# Evinrude Etec oder Suzuki



## pat700toc (14. März 2016)

Hallo zusammen,

ich habe mir gerade einen Traum erfüllt und habe ein Alumacraft Escape 145 mit Pinnensteuerung gekauft.

Jetzt kommt die große Frage: Welchen Motor soll ich dazu kaufen? Es kommen nur 2 in Frage.
Evinrude E Tec 40 PS
Suzuki 40 PS 

Beide haben Powertrimm.

Zum Gebrauch:
Das Boot steht auf einem Trailer und ich fische eigentlich immer wo anders, heißt mal auf einem Gewässer wo eine Geschwindigkeitsbegrenzung von 15km/h gilt oder mal in Holland wo man den Hanh mal aufdrehen kann. Schleppen tue ich eigentlich kaum daher ist eine Trollfunktion nicht wichtig.

Jetzt seid ihr dran 
Viele Grüße
Patrick#h


----------



## Stoney0066 (14. März 2016)

*AW: Evinrude Etec oder Suzuki*

Also grundsätzlich sagt man, 2-Takter haben mehr "Bums"! Und eigentlich einen Gewichtsvorteil, wobei die 2 scheinbar gleich schwer sind wenn ich mich nicht verkuckt habe. Die Frage ist ob du Bock hast Öl mitzuschleppen, bzw. das bei Bedarf aufzufüllen. Hat der E-Tec nen externen oder internen Öltank? Emissionstechnisch gibts da auch keine großen Unterschiede mehr, der E-TEC hat sogar ne Bodenseezulassung.


----------



## pat700toc (14. März 2016)

*AW: Evinrude Etec oder Suzuki*

Jo sind beide gleich schwer. Der hat einen internen Öltank. Ich habe selber auch einen 30 PS E ETc und bin eigentlich mega zufrieden. Aber mit dem neuen Boot soll es auch mal was weiter rausgehen falls nötig. Also zuverlässigkeit steht ganz oben....
Ich habe den aktuellen Motor jetzt ein halbes Jahr und hab ihn echt getreten....macht keine Mucken oder sonstiges...
Aber man liest halt auch oft das viele sich unsicher fühlen...|uhoh:


----------



## Philipp_do (14. März 2016)

*AW: Evinrude Etec oder Suzuki*

Fahre selber nen e-etc, vergiss das mit dem Öl mitschleppen, der Tank wo das rein kommt reicht für ne komplette Saison, die verbrauchen so wenig...

Grüsse Philipp


----------



## pat700toc (14. März 2016)

*AW: Evinrude Etec oder Suzuki*



Philipp_do schrieb:


> Fahre selber nen e-etc, vergiss das mit dem Öl mitschleppen, der Tank wo das rein kommt reicht für ne komplette Saison, die verbrauchen so wenig...
> 
> Grüsse Philipp


Wieviel PS hast du? 

Gesendet von meinem SM-G920F mit Tapatalk


----------



## gründler (14. März 2016)

*AW: Evinrude Etec oder Suzuki*

Moin

Wenn ich die Wahl hätte nicht den Suzi.

Gib mal bei youtube Evinrude E Tec ein und guck dir mal die Vergleichsvideos gegen andere Motoren an.
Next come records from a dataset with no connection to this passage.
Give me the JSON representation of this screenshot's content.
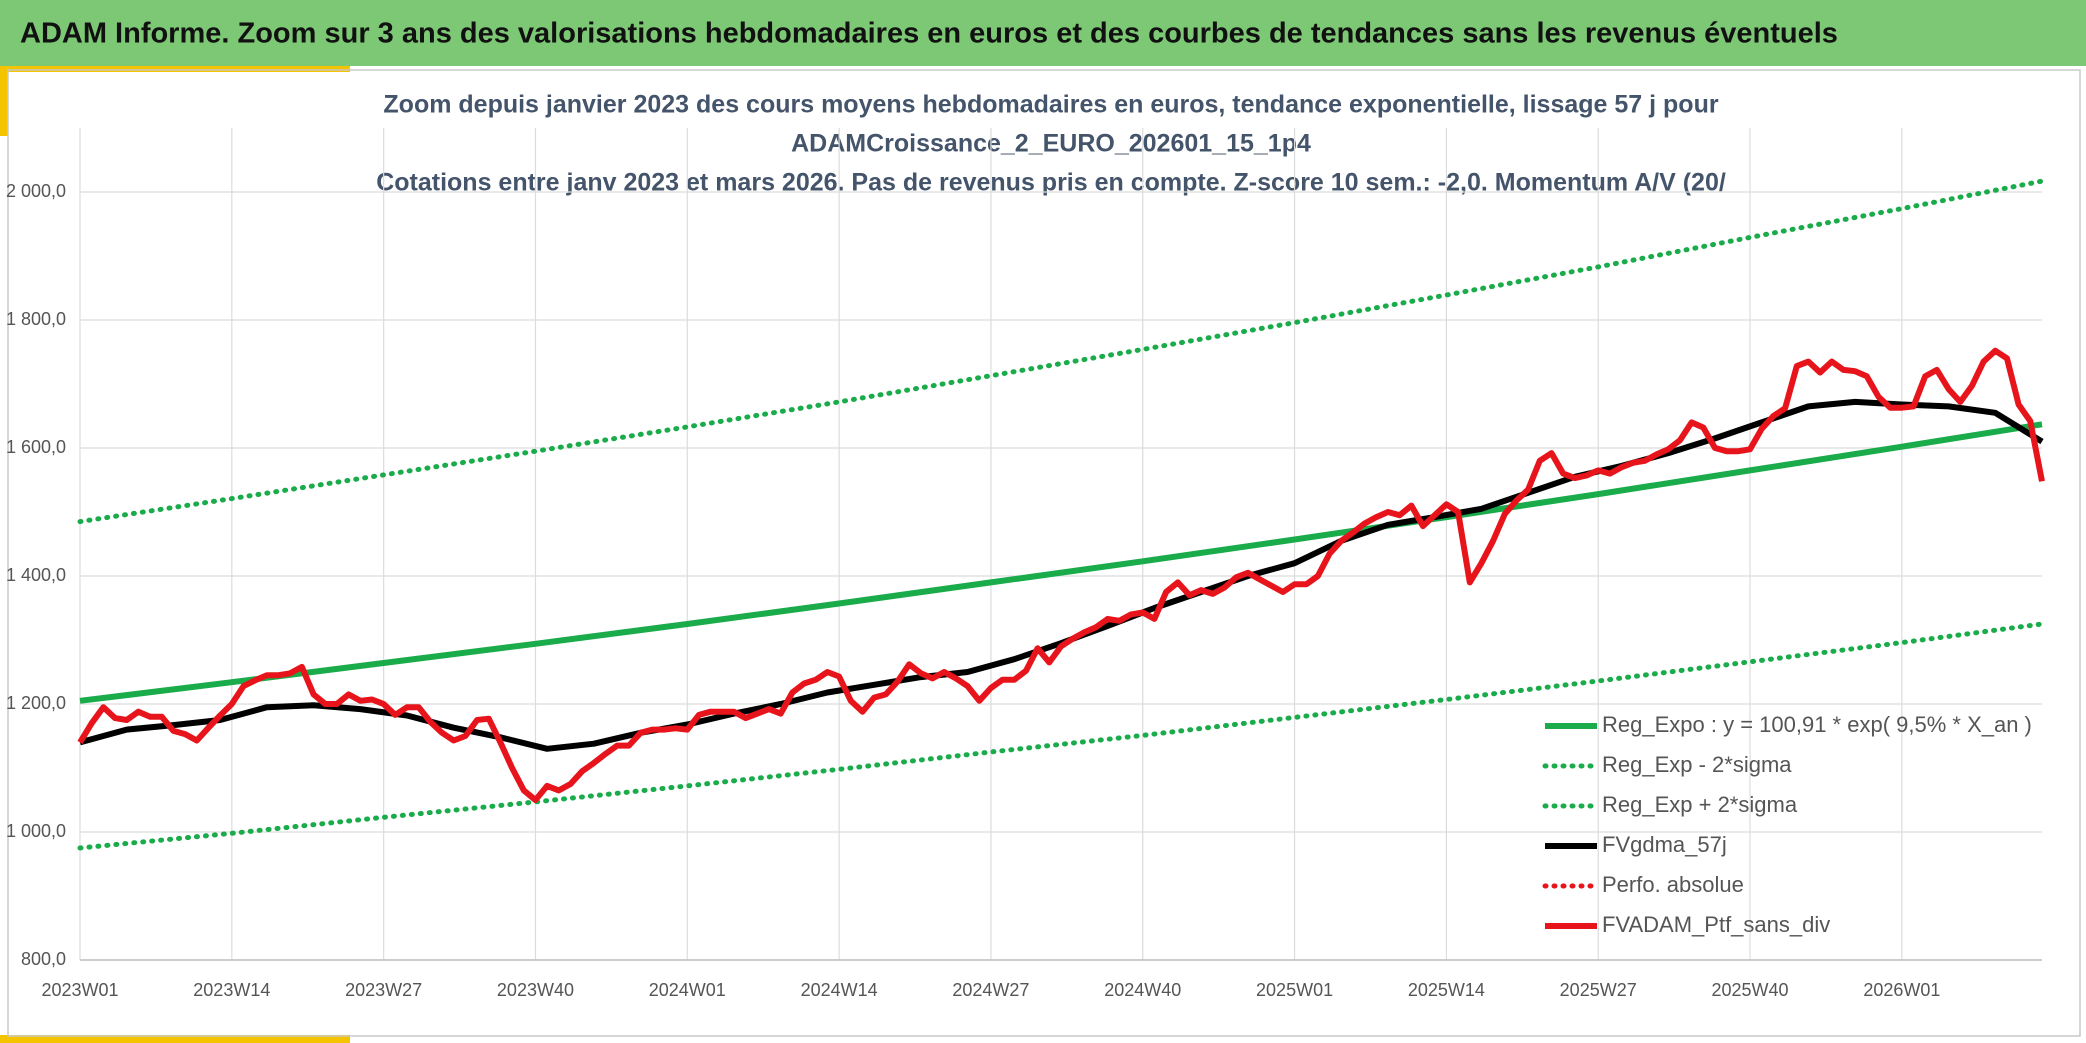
{
  "header": {
    "title": "ADAM Informe. Zoom sur 3 ans des valorisations hebdomadaires en euros et des courbes de tendances sans les revenus éventuels"
  },
  "chart_data": {
    "type": "line",
    "title": [
      "Zoom depuis janvier 2023 des cours moyens hebdomadaires en euros, tendance exponentielle, lissage 57 j pour",
      "ADAMCroissance_2_EURO_202601_15_1p4",
      "Cotations entre janv 2023 et mars 2026. Pas de revenus pris en compte. Z-score 10 sem.: -2,0. Momentum A/V (20/"
    ],
    "xlim": [
      0,
      168
    ],
    "xticks": [
      {
        "value": 0,
        "label": "2023W01"
      },
      {
        "value": 13,
        "label": "2023W14"
      },
      {
        "value": 26,
        "label": "2023W27"
      },
      {
        "value": 39,
        "label": "2023W40"
      },
      {
        "value": 52,
        "label": "2024W01"
      },
      {
        "value": 65,
        "label": "2024W14"
      },
      {
        "value": 78,
        "label": "2024W27"
      },
      {
        "value": 91,
        "label": "2024W40"
      },
      {
        "value": 104,
        "label": "2025W01"
      },
      {
        "value": 117,
        "label": "2025W14"
      },
      {
        "value": 130,
        "label": "2025W27"
      },
      {
        "value": 143,
        "label": "2025W40"
      },
      {
        "value": 156,
        "label": "2026W01"
      }
    ],
    "ylim": [
      800,
      2100
    ],
    "yticks": [
      {
        "value": 800,
        "label": "800,0"
      },
      {
        "value": 1000,
        "label": "1 000,0"
      },
      {
        "value": 1200,
        "label": "1 200,0"
      },
      {
        "value": 1400,
        "label": "1 400,0"
      },
      {
        "value": 1600,
        "label": "1 600,0"
      },
      {
        "value": 1800,
        "label": "1 800,0"
      },
      {
        "value": 2000,
        "label": "2 000,0"
      }
    ],
    "grid": true,
    "series": [
      {
        "name": "Reg_Expo : y = 100,91 * exp( 9,5% *  X_an )",
        "color": "#1aab4b",
        "dash": "solid",
        "x": [
          0,
          13,
          26,
          39,
          52,
          65,
          78,
          91,
          104,
          117,
          130,
          143,
          156,
          168
        ],
        "values": [
          1205,
          1234,
          1264,
          1294,
          1325,
          1357,
          1390,
          1423,
          1457,
          1492,
          1528,
          1565,
          1602,
          1637
        ]
      },
      {
        "name": "Reg_Exp - 2*sigma",
        "color": "#1aab4b",
        "dash": "dotted",
        "x": [
          0,
          13,
          26,
          39,
          52,
          65,
          78,
          91,
          104,
          117,
          130,
          143,
          156,
          168
        ],
        "values": [
          975,
          998,
          1023,
          1047,
          1072,
          1098,
          1125,
          1151,
          1179,
          1207,
          1236,
          1266,
          1296,
          1325
        ]
      },
      {
        "name": "Reg_Exp + 2*sigma",
        "color": "#1aab4b",
        "dash": "dotted",
        "x": [
          0,
          13,
          26,
          39,
          52,
          65,
          78,
          91,
          104,
          117,
          130,
          143,
          156,
          168
        ],
        "values": [
          1485,
          1521,
          1558,
          1595,
          1633,
          1672,
          1713,
          1754,
          1796,
          1839,
          1883,
          1929,
          1974,
          2017
        ]
      },
      {
        "name": "FVgdma_57j",
        "color": "#000000",
        "dash": "solid",
        "x": [
          0,
          4,
          8,
          12,
          16,
          20,
          24,
          28,
          32,
          36,
          40,
          44,
          48,
          52,
          56,
          60,
          64,
          68,
          72,
          76,
          80,
          84,
          88,
          92,
          96,
          100,
          104,
          108,
          112,
          116,
          120,
          124,
          128,
          132,
          136,
          140,
          144,
          148,
          152,
          156,
          160,
          164,
          168
        ],
        "values": [
          1140,
          1160,
          1167,
          1175,
          1195,
          1198,
          1192,
          1182,
          1163,
          1148,
          1130,
          1138,
          1155,
          1168,
          1185,
          1200,
          1218,
          1230,
          1242,
          1250,
          1270,
          1295,
          1322,
          1350,
          1375,
          1400,
          1420,
          1455,
          1480,
          1492,
          1505,
          1530,
          1555,
          1572,
          1592,
          1615,
          1640,
          1665,
          1672,
          1668,
          1665,
          1655,
          1610
        ]
      },
      {
        "name": "Perfo. absolue",
        "color": "#e8141b",
        "dash": "dotted",
        "x": [],
        "values": []
      },
      {
        "name": "FVADAM_Ptf_sans_div",
        "color": "#e8141b",
        "dash": "solid",
        "x": [
          0,
          1,
          2,
          3,
          4,
          5,
          6,
          7,
          8,
          9,
          10,
          11,
          12,
          13,
          14,
          15,
          16,
          17,
          18,
          19,
          20,
          21,
          22,
          23,
          24,
          25,
          26,
          27,
          28,
          29,
          30,
          31,
          32,
          33,
          34,
          35,
          36,
          37,
          38,
          39,
          40,
          41,
          42,
          43,
          44,
          45,
          46,
          47,
          48,
          49,
          50,
          51,
          52,
          53,
          54,
          55,
          56,
          57,
          58,
          59,
          60,
          61,
          62,
          63,
          64,
          65,
          66,
          67,
          68,
          69,
          70,
          71,
          72,
          73,
          74,
          75,
          76,
          77,
          78,
          79,
          80,
          81,
          82,
          83,
          84,
          85,
          86,
          87,
          88,
          89,
          90,
          91,
          92,
          93,
          94,
          95,
          96,
          97,
          98,
          99,
          100,
          101,
          102,
          103,
          104,
          105,
          106,
          107,
          108,
          109,
          110,
          111,
          112,
          113,
          114,
          115,
          116,
          117,
          118,
          119,
          120,
          121,
          122,
          123,
          124,
          125,
          126,
          127,
          128,
          129,
          130,
          131,
          132,
          133,
          134,
          135,
          136,
          137,
          138,
          139,
          140,
          141,
          142,
          143,
          144,
          145,
          146,
          147,
          148,
          149,
          150,
          151,
          152,
          153,
          154,
          155,
          156,
          157,
          158,
          159,
          160,
          161,
          162,
          163,
          164,
          165,
          166,
          167,
          168
        ],
        "values": [
          1140,
          1170,
          1195,
          1178,
          1175,
          1188,
          1180,
          1180,
          1158,
          1153,
          1143,
          1163,
          1182,
          1200,
          1228,
          1237,
          1245,
          1245,
          1248,
          1258,
          1215,
          1200,
          1200,
          1215,
          1205,
          1207,
          1200,
          1183,
          1195,
          1195,
          1172,
          1155,
          1143,
          1150,
          1175,
          1177,
          1140,
          1100,
          1065,
          1050,
          1072,
          1065,
          1075,
          1095,
          1108,
          1122,
          1135,
          1135,
          1155,
          1160,
          1160,
          1162,
          1160,
          1183,
          1188,
          1188,
          1188,
          1178,
          1185,
          1192,
          1185,
          1218,
          1232,
          1238,
          1250,
          1243,
          1205,
          1188,
          1210,
          1215,
          1235,
          1262,
          1248,
          1240,
          1250,
          1240,
          1228,
          1205,
          1225,
          1238,
          1238,
          1252,
          1287,
          1265,
          1290,
          1302,
          1312,
          1320,
          1333,
          1330,
          1340,
          1343,
          1333,
          1375,
          1390,
          1370,
          1378,
          1372,
          1382,
          1398,
          1405,
          1395,
          1385,
          1375,
          1387,
          1387,
          1400,
          1435,
          1455,
          1468,
          1482,
          1492,
          1500,
          1495,
          1510,
          1478,
          1495,
          1512,
          1500,
          1390,
          1420,
          1455,
          1497,
          1518,
          1535,
          1580,
          1592,
          1560,
          1553,
          1557,
          1565,
          1560,
          1570,
          1577,
          1580,
          1590,
          1598,
          1612,
          1640,
          1632,
          1600,
          1595,
          1595,
          1598,
          1630,
          1650,
          1662,
          1728,
          1735,
          1718,
          1735,
          1722,
          1720,
          1712,
          1680,
          1663,
          1663,
          1665,
          1712,
          1722,
          1692,
          1672,
          1697,
          1735,
          1752,
          1740,
          1668,
          1642,
          1548
        ]
      }
    ]
  }
}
Das gleiche kannst du auch mit anderen Marken tun,auch wenn nicht alle Videos das erklären was man wissen will.Manche zeigen sehr gut wer wo was usw.

Groß zu was raten wird die hier wahrscheinlich eh kaum jemand,aber wenn ich die Wahl hätte kämen vor dem Suzuki noch nen paar andere Marken.Nun fragst du dich warum nicht Suzuki,ohne sie schlecht reden zu wollen,aber man hört nicht immer gutes von neueren 4t Suzi Ab's und die Eigner die ich so kenne,lassen auch nicht unbedingt gute Worte da.
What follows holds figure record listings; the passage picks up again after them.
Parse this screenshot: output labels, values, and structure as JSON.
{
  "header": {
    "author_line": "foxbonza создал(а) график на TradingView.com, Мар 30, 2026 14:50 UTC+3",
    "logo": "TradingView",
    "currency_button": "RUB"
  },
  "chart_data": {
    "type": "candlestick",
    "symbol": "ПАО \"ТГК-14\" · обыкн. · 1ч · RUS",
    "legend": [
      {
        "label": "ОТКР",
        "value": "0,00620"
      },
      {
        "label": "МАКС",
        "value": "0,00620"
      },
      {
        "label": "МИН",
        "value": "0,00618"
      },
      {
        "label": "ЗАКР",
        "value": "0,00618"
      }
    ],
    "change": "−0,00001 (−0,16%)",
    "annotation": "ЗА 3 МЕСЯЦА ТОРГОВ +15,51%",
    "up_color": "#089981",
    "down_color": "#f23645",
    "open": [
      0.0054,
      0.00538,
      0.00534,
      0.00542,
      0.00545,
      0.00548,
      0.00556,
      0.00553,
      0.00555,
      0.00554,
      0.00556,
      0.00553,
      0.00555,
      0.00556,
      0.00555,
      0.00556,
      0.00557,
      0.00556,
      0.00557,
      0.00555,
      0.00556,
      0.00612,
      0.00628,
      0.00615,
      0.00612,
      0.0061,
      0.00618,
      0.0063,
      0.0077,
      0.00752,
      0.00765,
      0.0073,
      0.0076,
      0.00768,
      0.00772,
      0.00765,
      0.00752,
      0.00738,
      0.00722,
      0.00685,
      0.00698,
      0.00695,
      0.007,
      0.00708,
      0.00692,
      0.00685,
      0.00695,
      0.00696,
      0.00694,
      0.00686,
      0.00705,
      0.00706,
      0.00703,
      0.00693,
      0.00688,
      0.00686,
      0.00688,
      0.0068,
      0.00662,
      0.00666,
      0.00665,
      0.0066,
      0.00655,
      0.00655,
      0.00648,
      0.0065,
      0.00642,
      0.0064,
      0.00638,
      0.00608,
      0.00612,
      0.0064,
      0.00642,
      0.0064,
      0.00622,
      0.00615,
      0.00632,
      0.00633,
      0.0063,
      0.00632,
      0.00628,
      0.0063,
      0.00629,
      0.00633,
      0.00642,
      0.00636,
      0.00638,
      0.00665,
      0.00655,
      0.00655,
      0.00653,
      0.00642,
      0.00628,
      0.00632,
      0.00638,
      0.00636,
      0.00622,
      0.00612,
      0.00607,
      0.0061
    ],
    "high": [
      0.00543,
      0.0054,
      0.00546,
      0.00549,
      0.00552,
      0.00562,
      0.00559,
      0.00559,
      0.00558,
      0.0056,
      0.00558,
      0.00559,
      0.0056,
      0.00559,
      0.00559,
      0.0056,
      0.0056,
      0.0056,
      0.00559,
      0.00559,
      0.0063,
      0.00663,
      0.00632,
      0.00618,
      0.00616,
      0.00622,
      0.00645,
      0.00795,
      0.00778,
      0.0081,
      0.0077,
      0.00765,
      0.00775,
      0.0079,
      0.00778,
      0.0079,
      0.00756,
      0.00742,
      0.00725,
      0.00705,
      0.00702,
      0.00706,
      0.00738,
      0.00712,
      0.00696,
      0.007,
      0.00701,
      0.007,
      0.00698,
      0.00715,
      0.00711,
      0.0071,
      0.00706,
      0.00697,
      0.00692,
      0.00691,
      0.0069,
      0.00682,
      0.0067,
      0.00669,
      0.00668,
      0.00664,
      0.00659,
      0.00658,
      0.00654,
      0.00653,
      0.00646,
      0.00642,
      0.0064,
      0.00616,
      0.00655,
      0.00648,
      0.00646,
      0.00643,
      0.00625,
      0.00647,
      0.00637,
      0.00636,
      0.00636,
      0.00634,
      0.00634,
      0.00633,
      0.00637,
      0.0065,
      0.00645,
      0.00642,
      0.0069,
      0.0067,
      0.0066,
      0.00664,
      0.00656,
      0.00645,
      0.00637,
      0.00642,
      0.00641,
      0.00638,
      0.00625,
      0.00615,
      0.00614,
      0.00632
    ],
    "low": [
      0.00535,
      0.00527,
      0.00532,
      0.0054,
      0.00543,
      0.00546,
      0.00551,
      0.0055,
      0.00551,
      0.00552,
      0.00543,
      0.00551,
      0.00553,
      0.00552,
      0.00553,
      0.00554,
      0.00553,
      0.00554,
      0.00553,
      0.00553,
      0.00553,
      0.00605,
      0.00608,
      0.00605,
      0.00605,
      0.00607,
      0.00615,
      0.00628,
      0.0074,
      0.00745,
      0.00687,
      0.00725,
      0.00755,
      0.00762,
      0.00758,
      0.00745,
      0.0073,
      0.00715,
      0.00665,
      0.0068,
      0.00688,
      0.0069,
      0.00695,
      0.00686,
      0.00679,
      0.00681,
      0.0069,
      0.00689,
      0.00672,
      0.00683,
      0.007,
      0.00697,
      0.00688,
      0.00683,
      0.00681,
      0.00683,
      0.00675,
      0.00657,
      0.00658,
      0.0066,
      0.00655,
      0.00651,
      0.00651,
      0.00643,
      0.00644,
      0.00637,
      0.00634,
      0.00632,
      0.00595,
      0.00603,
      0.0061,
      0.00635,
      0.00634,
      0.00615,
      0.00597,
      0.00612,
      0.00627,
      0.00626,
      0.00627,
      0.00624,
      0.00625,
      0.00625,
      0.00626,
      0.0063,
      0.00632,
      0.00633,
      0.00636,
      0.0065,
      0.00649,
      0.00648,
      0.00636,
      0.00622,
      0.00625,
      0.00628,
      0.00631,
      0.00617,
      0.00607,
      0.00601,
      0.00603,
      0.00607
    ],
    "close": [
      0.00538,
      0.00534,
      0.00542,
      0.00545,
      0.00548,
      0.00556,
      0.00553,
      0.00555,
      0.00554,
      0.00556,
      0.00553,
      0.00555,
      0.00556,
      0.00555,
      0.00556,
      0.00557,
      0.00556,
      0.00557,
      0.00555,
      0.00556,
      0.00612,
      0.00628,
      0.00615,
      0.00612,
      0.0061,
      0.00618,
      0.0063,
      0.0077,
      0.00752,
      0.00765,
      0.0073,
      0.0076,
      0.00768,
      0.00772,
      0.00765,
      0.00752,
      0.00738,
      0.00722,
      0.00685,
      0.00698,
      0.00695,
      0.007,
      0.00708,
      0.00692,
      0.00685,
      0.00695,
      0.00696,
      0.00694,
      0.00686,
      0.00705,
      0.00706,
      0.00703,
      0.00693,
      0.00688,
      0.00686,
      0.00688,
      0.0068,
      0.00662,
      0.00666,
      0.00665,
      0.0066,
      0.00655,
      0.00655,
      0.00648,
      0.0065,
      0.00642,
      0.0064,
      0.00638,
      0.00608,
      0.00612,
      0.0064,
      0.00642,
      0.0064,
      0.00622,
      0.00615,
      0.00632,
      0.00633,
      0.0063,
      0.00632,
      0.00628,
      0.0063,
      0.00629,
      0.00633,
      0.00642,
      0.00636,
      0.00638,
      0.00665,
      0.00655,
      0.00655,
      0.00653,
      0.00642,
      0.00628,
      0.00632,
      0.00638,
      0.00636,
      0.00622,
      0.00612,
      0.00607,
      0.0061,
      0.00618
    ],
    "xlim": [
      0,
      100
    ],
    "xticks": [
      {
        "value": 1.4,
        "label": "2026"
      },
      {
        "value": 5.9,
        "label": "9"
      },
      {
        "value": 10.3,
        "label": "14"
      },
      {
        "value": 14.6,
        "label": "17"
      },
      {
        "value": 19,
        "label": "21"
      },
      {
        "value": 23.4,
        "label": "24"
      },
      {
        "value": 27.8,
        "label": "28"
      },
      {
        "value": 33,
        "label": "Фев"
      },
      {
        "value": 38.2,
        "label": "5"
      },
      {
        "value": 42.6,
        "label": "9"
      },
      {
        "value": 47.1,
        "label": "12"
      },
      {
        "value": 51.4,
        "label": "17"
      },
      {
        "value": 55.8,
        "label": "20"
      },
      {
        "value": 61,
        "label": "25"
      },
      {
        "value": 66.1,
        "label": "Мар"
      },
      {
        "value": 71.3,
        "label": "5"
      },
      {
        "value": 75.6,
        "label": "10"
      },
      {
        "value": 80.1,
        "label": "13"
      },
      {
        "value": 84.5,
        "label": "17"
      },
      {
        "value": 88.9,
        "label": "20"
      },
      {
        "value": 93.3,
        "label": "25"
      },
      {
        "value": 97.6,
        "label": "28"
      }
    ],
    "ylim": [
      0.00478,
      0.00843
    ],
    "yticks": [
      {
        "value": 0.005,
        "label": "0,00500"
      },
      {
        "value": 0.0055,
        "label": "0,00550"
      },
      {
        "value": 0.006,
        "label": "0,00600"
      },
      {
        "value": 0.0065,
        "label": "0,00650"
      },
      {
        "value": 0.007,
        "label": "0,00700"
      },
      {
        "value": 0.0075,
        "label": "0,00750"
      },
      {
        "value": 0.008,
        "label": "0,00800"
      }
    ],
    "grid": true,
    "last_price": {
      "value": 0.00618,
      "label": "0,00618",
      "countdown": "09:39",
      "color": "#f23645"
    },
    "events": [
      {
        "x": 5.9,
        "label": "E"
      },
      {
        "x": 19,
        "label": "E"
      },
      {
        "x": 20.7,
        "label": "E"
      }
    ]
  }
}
zb. Suzi am Heck = Freude weg. 

Aber das sieht eh jeder anders,der eine schwört darauf der andere darauf,ich würd für mich Evinrude E Tec nehmen.

#h


----------



## Frank aus Lev (14. März 2016)

*AW: Evinrude Etec oder Suzuki*

Ich möchte mir im kommenden Jahr einen kaufen (allerdings 80 oder 90 PS) und werde diesen Trööt mal verfolgen.
Also ich tendiere schwer zu einem E-Tec.
Hier wurde ja fast alles schon gesagt, aber die Folgekosten wie Inspektion sind natürlich auch um einiges Günstiger.
Ich sehe den E-Tec immer in Holland und bin immer wieder Begeistert. An meinem Alten Boot hatte ich einen 60 PS Mercury 4 Takt, da hatte ich Probleme bei einem 40 PS E-Tec dran zu bleiben. Bootsgröße war gleich.


----------



## pat700toc (14. März 2016)

*AW: Evinrude Etec oder Suzuki*



Frank aus Lev schrieb:


> Ich möchte mir im kommenden Jahr einen kaufen (allerdings 80 oder 90 PS) und werde diesen Trööt mal verfolgen.
> Also ich tendiere schwer zu einem E-Tec.
> Hier wurde ja fast alles schon gesagt, aber die Folgekosten wie Inspektion sind natürlich auch um einiges Günstiger.
> Ich sehe den E-Tec immer in Holland und bin immer wieder Begeistert. An meinem Alten Boot hatte ich einen 60 PS Mercury 4 Takt, da hatte ich Probleme bei einem 40 PS E-Tec dran zu bleiben. Bootsgröße war gleich.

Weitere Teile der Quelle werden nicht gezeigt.